# `wisard` - A library for WiSARD nets in Rust

## Summary
WiSARD (Wilkie, Stonham, Aleksander Recognition Device) is an alternative,
weightless type of neural network known for its high-speed pattern recognition
capabilities and simplicity. This project is a Rust implementation of WiSARD
nets, providing a lightweight, efficient, and user-friendly library for
building, training, and evaluating models.
This implementation aims to harness the language's performance, safety, and
concurrency features, to make it ideal for both research and production-grade
applications. We aim to provide a flexible and extensible foundation for
developing pattern recognition systems that can be deployed in various domains
such as image recognition and signal processing.
Please note that this is a work in progress and it is not yet ready to be used
in production environments.
## Features
- Fast and efficient implementation of WiSARD nets.
- Relevant sample encoding functions for data preprocessing.

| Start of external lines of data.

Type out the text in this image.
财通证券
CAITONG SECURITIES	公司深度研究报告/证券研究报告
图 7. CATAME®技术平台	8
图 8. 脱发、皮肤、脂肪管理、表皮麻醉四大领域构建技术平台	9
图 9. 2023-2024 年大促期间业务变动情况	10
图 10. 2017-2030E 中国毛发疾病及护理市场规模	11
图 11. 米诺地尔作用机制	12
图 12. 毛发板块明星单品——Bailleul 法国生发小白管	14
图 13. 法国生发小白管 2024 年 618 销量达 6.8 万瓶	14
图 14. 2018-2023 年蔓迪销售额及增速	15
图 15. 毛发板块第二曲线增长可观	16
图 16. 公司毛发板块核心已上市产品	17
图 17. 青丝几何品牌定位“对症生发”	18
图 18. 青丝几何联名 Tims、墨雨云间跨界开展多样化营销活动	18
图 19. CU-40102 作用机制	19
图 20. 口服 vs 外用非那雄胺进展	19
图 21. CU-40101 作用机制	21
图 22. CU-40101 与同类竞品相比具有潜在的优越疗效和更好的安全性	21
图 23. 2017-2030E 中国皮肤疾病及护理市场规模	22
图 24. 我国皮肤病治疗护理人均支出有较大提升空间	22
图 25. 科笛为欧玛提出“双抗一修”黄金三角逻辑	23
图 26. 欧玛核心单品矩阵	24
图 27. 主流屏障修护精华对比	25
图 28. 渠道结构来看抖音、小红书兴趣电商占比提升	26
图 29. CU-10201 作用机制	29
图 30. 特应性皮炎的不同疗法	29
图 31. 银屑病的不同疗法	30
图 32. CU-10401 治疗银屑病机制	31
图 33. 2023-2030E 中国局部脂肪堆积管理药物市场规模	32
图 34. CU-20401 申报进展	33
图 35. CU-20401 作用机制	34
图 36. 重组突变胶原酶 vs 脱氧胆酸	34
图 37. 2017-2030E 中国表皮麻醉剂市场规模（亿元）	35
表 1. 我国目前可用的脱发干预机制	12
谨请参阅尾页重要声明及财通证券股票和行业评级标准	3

- Customizable build-time and run-time parameters for controlling the model
behavior.
- Support for various data types, including binary, categorical, and
continuous inputs.
## Installation
To use WiSARD in your Rust project, add the following line to your `Cargo.toml`
file:
```toml
[dependencies]
wisard = "0.0.1"
```
For additional installation options and guidance, please refer to the
[crate documentation](https://docs.rs/wisard).
## Usage
Here's a simple example demonstrating how to create and train a basic WiSARD
model using the `wisard` crate:
```rust
use std::collections::HashSet;
use bitvec::prelude::*;
use wisard::model::BinaryWisard;
fn main() {
// The size of the input (in bits)
let input_size = 8;
// The size of the address (in bits)
let addr_size = 2;
// The set of labels used by the samples
let labels = HashSet::from_iter(vec!["cold", "hot"].into_iter());
// Create a new WiSARD model
let mut model = BinaryWisard::new(input_size, addr_size, labels);
// Provide some sample data
let samples = vec![
(bitvec![1, 1, 1, 0, 0, 0, 0, 0], "cold"),
(bitvec![1, 1, 1, 1, 0, 0, 0, 0], "cold"),
(bitvec![0, 0, 0, 0, 1, 1, 1, 1], "hot"),
(bitvec![0, 0, 0, 0, 0, 1, 1, 1], "hot"),
];
// Instantiate the samples
let samples = samples
.into_iter()
.map(|(v, l)| Sample::from_raw_parts(v, addr_size, l))
.collect::<Vec<_>>();
// Train the model using each provided sample
for sample in encoded_samples.iter() {
model.fit(sample);
}
// Display the model predictions
for sample in encoded_samples.iter() {
let input = sample.raw_bits();
let true = sample.label();
let pred = model.predict(sample);
println!("Input: {input:?}, True: {true:?}, Pred: {pred:?}");
}
}
```
For more detailed examples and usage instructions, please consult the
[documentation](https://docs.rs/wisard).
## Contribution
Contributions to the `wisard` project are welcome! If you find a bug or have
suggestions for improvements, please open an
[Issue](https://github.com/leonardohn/wisard/issues).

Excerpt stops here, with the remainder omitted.